Mississippi Welcomes Private Space Industry

For half a century, American space exploration was led by NASA. Mississippi Senator John C. Stennis recognized that Mississippi’s geography and workforce made it an ideal partner for the agency’s work. He had a vision to use a sprawling remote area in Hancock County for space research and development. Crews built massive concrete and steel test stands, structures to anchor rocket engines during simulations of high-elevation flight. Stennis Space Center became the nation’s largest rocket-testing facility. Its researchers perfected the craft that first carried men to the moon, and no Stennis-tested engine ever failed a NASA mission. In 2007, NASA took the next step in that impressive legacy by building a new test stand at the site.
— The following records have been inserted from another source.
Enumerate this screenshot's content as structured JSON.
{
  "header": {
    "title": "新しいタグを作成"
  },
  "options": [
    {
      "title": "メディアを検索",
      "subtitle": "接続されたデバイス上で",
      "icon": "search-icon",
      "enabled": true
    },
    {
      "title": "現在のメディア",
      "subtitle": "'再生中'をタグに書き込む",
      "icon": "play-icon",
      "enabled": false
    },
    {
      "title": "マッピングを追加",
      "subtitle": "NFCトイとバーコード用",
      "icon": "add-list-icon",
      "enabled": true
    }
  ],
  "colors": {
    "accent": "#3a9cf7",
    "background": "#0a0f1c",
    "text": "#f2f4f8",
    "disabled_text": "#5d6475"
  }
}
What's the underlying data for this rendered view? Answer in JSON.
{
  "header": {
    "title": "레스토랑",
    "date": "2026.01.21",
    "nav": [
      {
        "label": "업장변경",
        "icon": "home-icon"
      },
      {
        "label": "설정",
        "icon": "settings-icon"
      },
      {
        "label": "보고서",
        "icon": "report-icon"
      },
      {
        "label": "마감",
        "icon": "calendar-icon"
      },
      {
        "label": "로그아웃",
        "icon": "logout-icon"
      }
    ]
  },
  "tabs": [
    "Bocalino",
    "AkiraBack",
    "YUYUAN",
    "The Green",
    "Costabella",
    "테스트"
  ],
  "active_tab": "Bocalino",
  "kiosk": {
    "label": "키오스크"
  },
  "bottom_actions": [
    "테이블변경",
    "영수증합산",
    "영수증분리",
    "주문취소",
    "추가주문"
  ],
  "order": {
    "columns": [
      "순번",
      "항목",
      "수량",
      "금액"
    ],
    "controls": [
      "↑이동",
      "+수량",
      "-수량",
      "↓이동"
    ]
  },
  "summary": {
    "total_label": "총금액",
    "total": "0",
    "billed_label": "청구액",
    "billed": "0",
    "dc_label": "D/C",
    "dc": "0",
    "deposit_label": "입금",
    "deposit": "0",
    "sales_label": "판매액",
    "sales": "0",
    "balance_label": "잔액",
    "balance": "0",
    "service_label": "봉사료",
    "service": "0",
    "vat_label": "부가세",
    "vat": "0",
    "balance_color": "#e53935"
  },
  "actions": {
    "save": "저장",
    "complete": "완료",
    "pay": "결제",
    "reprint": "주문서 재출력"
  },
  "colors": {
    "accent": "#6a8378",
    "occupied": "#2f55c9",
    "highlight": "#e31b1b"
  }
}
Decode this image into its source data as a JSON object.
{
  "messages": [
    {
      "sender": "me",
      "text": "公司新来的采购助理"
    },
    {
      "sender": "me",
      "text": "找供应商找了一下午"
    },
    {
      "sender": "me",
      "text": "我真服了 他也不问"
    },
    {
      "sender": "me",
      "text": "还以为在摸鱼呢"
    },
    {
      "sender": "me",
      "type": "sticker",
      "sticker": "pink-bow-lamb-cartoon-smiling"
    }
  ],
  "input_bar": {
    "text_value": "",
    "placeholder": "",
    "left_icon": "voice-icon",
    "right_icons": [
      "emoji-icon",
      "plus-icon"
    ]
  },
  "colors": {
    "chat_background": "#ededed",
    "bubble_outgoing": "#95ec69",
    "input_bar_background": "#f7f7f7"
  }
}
Unfortunately, a massive obstacle emerged halfway through construction. In 2010, President Obama canceled NASA’s Constellation program, pausing efforts to resume manned space flight. Many people assumed there would be no need for the new test stand. I did not agree. Commentators scoffed at my actions, but I rallied support to complete the project, which was finished in 2014.

The good news is that the investment paid off. In the next decade, the private space industry exploded, and Stennis Space Center was positioned to host new research efforts. After several years of development, an aerospace company called Rocket Lab began using the once-abandoned test stand, bringing jobs and energy back to Mississippi’s space industry. This month’s announcement from NASA and Relativity brings similar good news. The company is set to invest $260 million in Stennis Space Center and will refurbish another of the test stands, which will create hundreds of jobs.

Space Technology Promotes Jobs Across Mississippi

These new positions add to the 5,000 employees already working at Stennis Space Center. This benefits everyone: Last year, the facility had a $700 million economic impact on its surrounding area. These figures are impressive, but I believe they can be even bigger. Multiple Mississippi communities are poised to grow along with the space industry, which could soar above $1 trillion by 2030. In addition to those in Hancock County, residents near Iuka’s test facility and students at our universities’ space research centers will benefit.

In Congress, I supported legislation that enables Mississippi to attract cutting-edge companies like Relativity. I authored a bill, which successfully passed, allowing NASA to lease property to the private sector. This removes a barrier that would have kept Stennis Space Center from becoming a hub for cutting-edge research.

We will need this research, because space is increasingly becoming a national security concern. Our adversaries see it as a battlefield. China, the world’s fastest-growing space power, has created weapons to target American satellites and disrupt our GPS systems, weather trackers, and communications methods. Vladimir Putin and Kim Jung Un held a recent summit at a Russian spaceport, a disturbing sign of North Korea’s interest in rocket equipment.

As these authoritarians grow increasingly hostile, we have even more reason to foster this technology here at home. Keeping space research on American soil protects American skies, and I will continue working to make the United States the best place to be a space innovator.

 Note: This item is the weekly Wicker Report column of Sen. Roger Wicker and provided by the Senator’s office.